У той от радости слезы ручьем: все же дождалась, ей счастье досталось! А Федора по избе заметалась, ничего в толк не пошло – ни хитрости, ни уловки! Хлопнула дверью, убежала.
Покуда перед свадьбой девичник справляли, подружки в песнях Милодору и Петра величали, Федора помогала сестре готовить приданое, так-сяк угождала, Петра встречала и провожала приветно. А в день свадьбы принялась Милодору в подвенечное платье наряжать, всяко ее охорашивать, ублажать и добрые слова говорить.
В иную пору та еще рассудила бы, с чего-де Федора удобрилась, а перед самым-то венцом да в веселом настроении ни о чем плохом не подумала.
Под вечер, когда «глухой воз» с приданым уже к жениху в дом увезли, прибыла и за невестой подвода, чтобы ее в церкву доставить.
Одетая, обутая Милодора вышла на крылечко, родному двору на прощанье поклон отдать, а следом за ней выбежала из избы Федора, за руку крепко схватила:
– Обожди-ко, сестричка! Давай сходим в амбар, там у меня для тебя что-то припасено...
Увлекла ее туда, на Милодору накинулась, сорвала с нее подвенечное платье, а саму-то в погреб столкнула.
– Погибай там! Всяк подумает, это-де Федора с горести себя порешила...
Вышла из амбара в подвенечном наряде, живехонько на подводу взмостилась и прямо в церкву; там Петро уж дожидался невесту.
Поглазеть на венчанье народу собралось в церкве полно. В толкотне и давке Петро не поспел поглядеть невесте в глаза, провел ее к аналою, где поп должен был их обручить.
Вот поп уж и молитвы пропел и кадилом начадил. До той поры невеста голову клонила, на пол смотрела, вроде от смущенья, а тут вдруг лицо подняла.
Взглянул ей в глаза Петро и обмер. Это же Федора! Собой сестру подменила!
Оттолкнул ее, крикнул попу:
– Обожди, батюшко, службу справлять! Я сейчас же вернусь...
Дома у невесты весь двор обшарил, а все же Милодору нашел. Сидела она в погребе, закоченела от холода и не могла ему в ответ даже слова промолвить.

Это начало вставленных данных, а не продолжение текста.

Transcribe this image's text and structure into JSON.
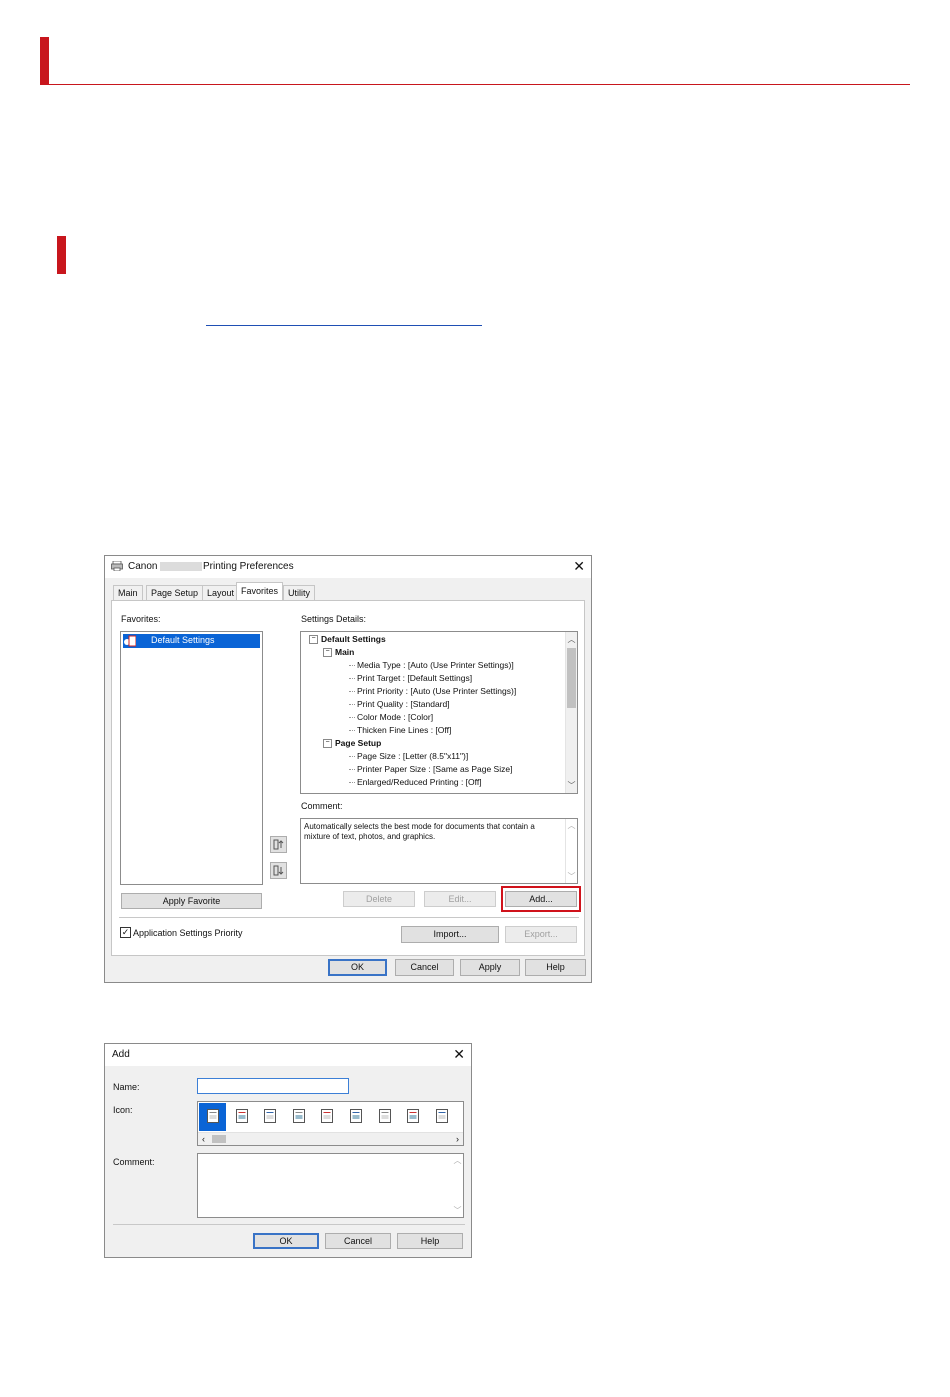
{
  "main_dialog": {
    "title_prefix": "Canon",
    "title_suffix": "Printing Preferences",
    "close_glyph": "✕",
    "tabs": [
      {
        "label": "Main"
      },
      {
        "label": "Page Setup"
      },
      {
        "label": "Layout"
      },
      {
        "label": "Favorites"
      },
      {
        "label": "Utility"
      }
    ],
    "favorites_label": "Favorites:",
    "favorites_items": [
      {
        "label": "Default Settings"
      }
    ],
    "settings_details_label": "Settings Details:",
    "tree": [
      {
        "text": "Default Settings",
        "bold": true,
        "level": 0,
        "expander": "⊟"
      },
      {
        "text": "Main",
        "bold": true,
        "level": 1,
        "expander": "⊟"
      },
      {
        "text": "Media Type : [Auto (Use Printer Settings)]",
        "level": 2
      },
      {
        "text": "Print Target : [Default Settings]",
        "level": 2
      },
      {
        "text": "Print Priority : [Auto (Use Printer Settings)]",
        "level": 2
      },
      {
        "text": "Print Quality : [Standard]",
        "level": 2
      },
      {
        "text": "Color Mode : [Color]",
        "level": 2
      },
      {
        "text": "Thicken Fine Lines : [Off]",
        "level": 2
      },
      {
        "text": "Page Setup",
        "bold": true,
        "level": 1,
        "expander": "⊟"
      },
      {
        "text": "Page Size : [Letter (8.5\"x11\")]",
        "level": 2
      },
      {
        "text": "Printer Paper Size : [Same as Page Size]",
        "level": 2
      },
      {
        "text": "Enlarged/Reduced Printing : [Off]",
        "level": 2
      }
    ],
    "comment_label": "Comment:",
    "comment_text": "Automatically selects the best mode for documents that contain a mixture of text, photos, and graphics.",
    "buttons": {
      "apply_favorite": "Apply Favorite",
      "delete": "Delete",
      "edit": "Edit...",
      "add": "Add...",
      "import": "Import...",
      "export": "Export...",
      "ok": "OK",
      "cancel": "Cancel",
      "apply": "Apply",
      "help": "Help"
    },
    "app_settings_priority": {
      "label": "Application Settings Priority",
      "checked": true
    },
    "highlight_color": "#d0121b"
  },
  "add_dialog": {
    "title": "Add",
    "close_glyph": "✕",
    "name_label": "Name:",
    "name_value": "",
    "icon_label": "Icon:",
    "comment_label": "Comment:",
    "comment_value": "",
    "icons": [
      "doc-icon",
      "text-icon",
      "photo-icon",
      "picture-icon",
      "page-icon",
      "book-icon",
      "edit-icon",
      "chart-icon",
      "notepad-icon"
    ],
    "buttons": {
      "ok": "OK",
      "cancel": "Cancel",
      "help": "Help"
    }
  },
  "accent_red": "#c8161d",
  "link_blue": "#1f4fb4"
}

Завернул он ее в старый тулуп и в таком виде привез
– Вот, батюшко, та, которую я себе высватал, а Федора хотела меня обмануть. Давай, венчай!
Поп сначала отказал, не полагается-де невесте без подвенечного платья да еще в эком оборванном виде, но Петро ему денег подкинул.

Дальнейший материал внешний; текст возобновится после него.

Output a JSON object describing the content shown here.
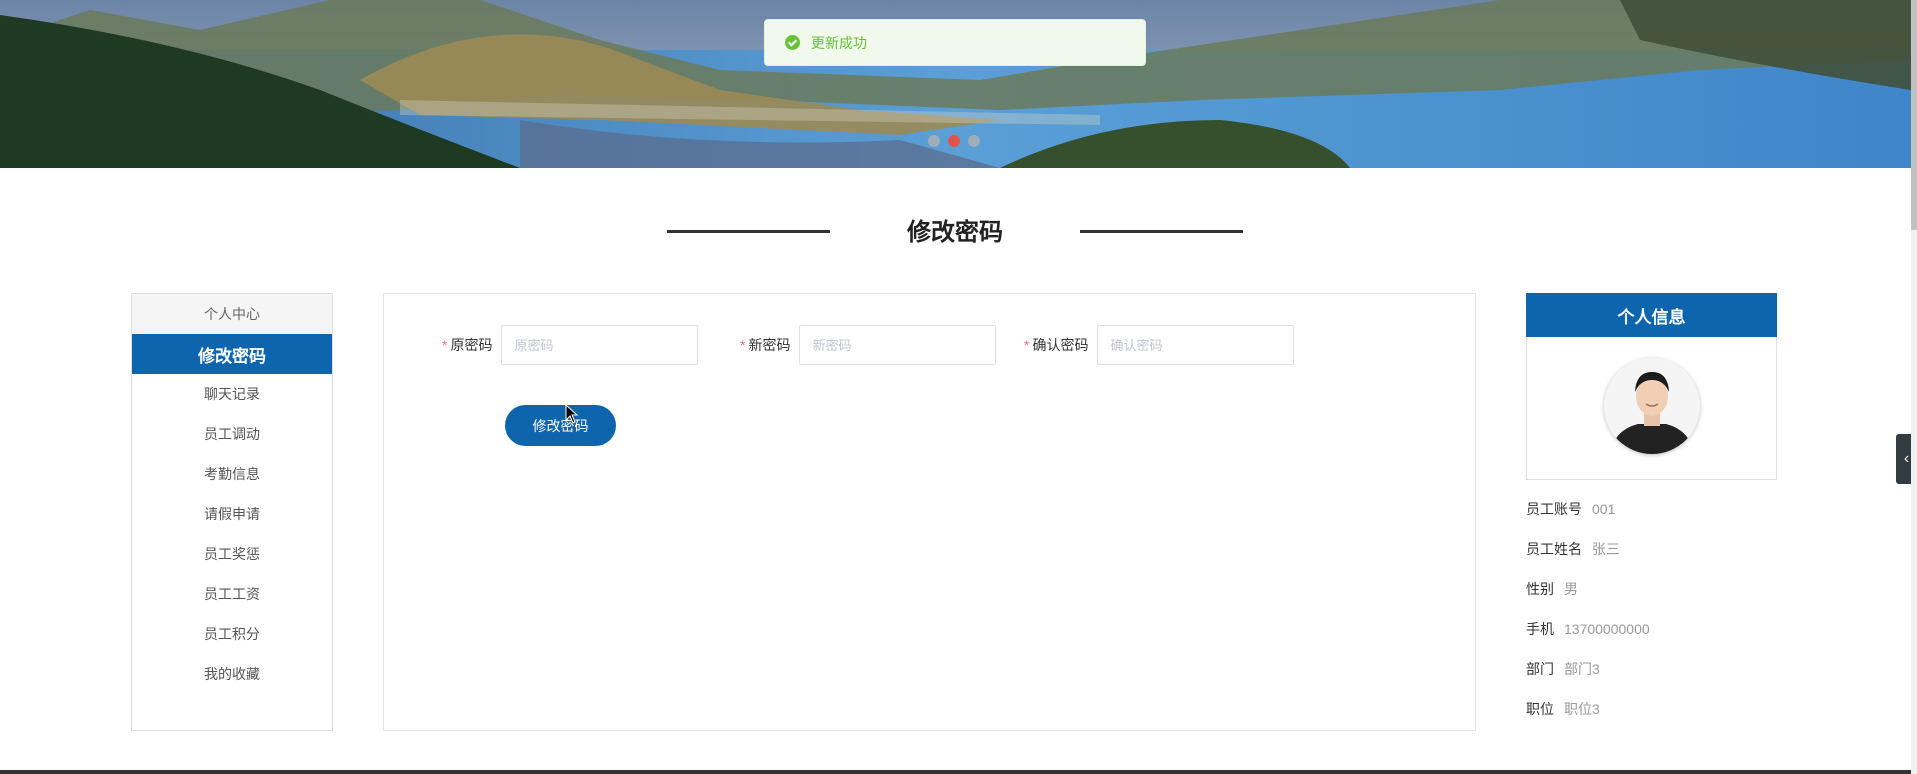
{
  "toast": {
    "message": "更新成功"
  },
  "page_title": "修改密码",
  "menu": {
    "header": "个人中心",
    "items": [
      "修改密码",
      "聊天记录",
      "员工调动",
      "考勤信息",
      "请假申请",
      "员工奖惩",
      "员工工资",
      "员工积分",
      "我的收藏"
    ]
  },
  "form": {
    "old_password": {
      "label": "原密码",
      "placeholder": "原密码",
      "value": ""
    },
    "new_password": {
      "label": "新密码",
      "placeholder": "新密码",
      "value": ""
    },
    "confirm_password": {
      "label": "确认密码",
      "placeholder": "确认密码",
      "value": ""
    },
    "required_mark": "*",
    "submit_label": "修改密码"
  },
  "profile": {
    "header": "个人信息",
    "fields": [
      {
        "label": "员工账号",
        "value": "001"
      },
      {
        "label": "员工姓名",
        "value": "张三"
      },
      {
        "label": "性别",
        "value": "男"
      },
      {
        "label": "手机",
        "value": "13700000000"
      },
      {
        "label": "部门",
        "value": "部门3"
      },
      {
        "label": "职位",
        "value": "职位3"
      }
    ]
  },
  "carousel": {
    "slides": 3,
    "active_slide": 2
  },
  "side_tab_icon": "chevron-left-icon",
  "colors": {
    "primary": "#0d66ad",
    "success": "#67c23a",
    "required": "#f56c6c",
    "dot_active": "#ee4c3c"
  }
}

– Милодору в любом виде возьму!
Федора от стыда или со страху стала косоротая и на один глаз окривела.
ФИЛИМОНОВ ЗЯТЬ
Не знаючи – не берись, честному – поклонись, варнака – сторонись! Этому Филимона Пузакова с малолетства учили, да толком не выучили; он уж бороду отрастил, но ума не прибавил.
Собрался Филимон пообедать. Только сел за стол – дверь отворилась, вошел в дом мужичонко: плюгавый, отощалый, будто от роду не кормлен, зато волосатый, носатый, вдобавок на затылке вихор, как у петуха гребешок. Одежонка реможная, голые коленки видать. И при себе нет ничего, окромя балалайки.
Не спросясь, не здороваясь, присел этот мужичонко на лавку подле дверей, пальцами по струнам балалайки потренькал.
– Не возьмешь ли, хозяин, меня в батраки?
Филимон снова его оглядел.
– Не годишься! За один раз, поди-ко, ковшик квасу не выпьешь, черпак каши не съешь, силенки не хватит. А ведь в батраках-то надо робить с ночи до ночи.
Взял мужичонко от печи железную кочергу, согнул ее, узлом завязал и подал Филимону:
– Спробуй, развяжи, потом уж охаивай!
Тому и кинуло в ум: «У мужика скрытая сила! Один за троих может робить».
Даже не спросил, откуда, мол, ты, из каких краев и пошто до ремков обносился?
– Ладно, найму покуда до осени. Поглянешься – оставлю на зиму, не станешь в полную меру робить – со двора прогоню! Иди, повесь свою балалайку в сенцах на крюк, потом запряги в телегу коня, на поле поедем.
Тот с места не двинулся.
– Прежде досыта накорми...
Сел за стол вместе с хозяином, самую большую ложку взял.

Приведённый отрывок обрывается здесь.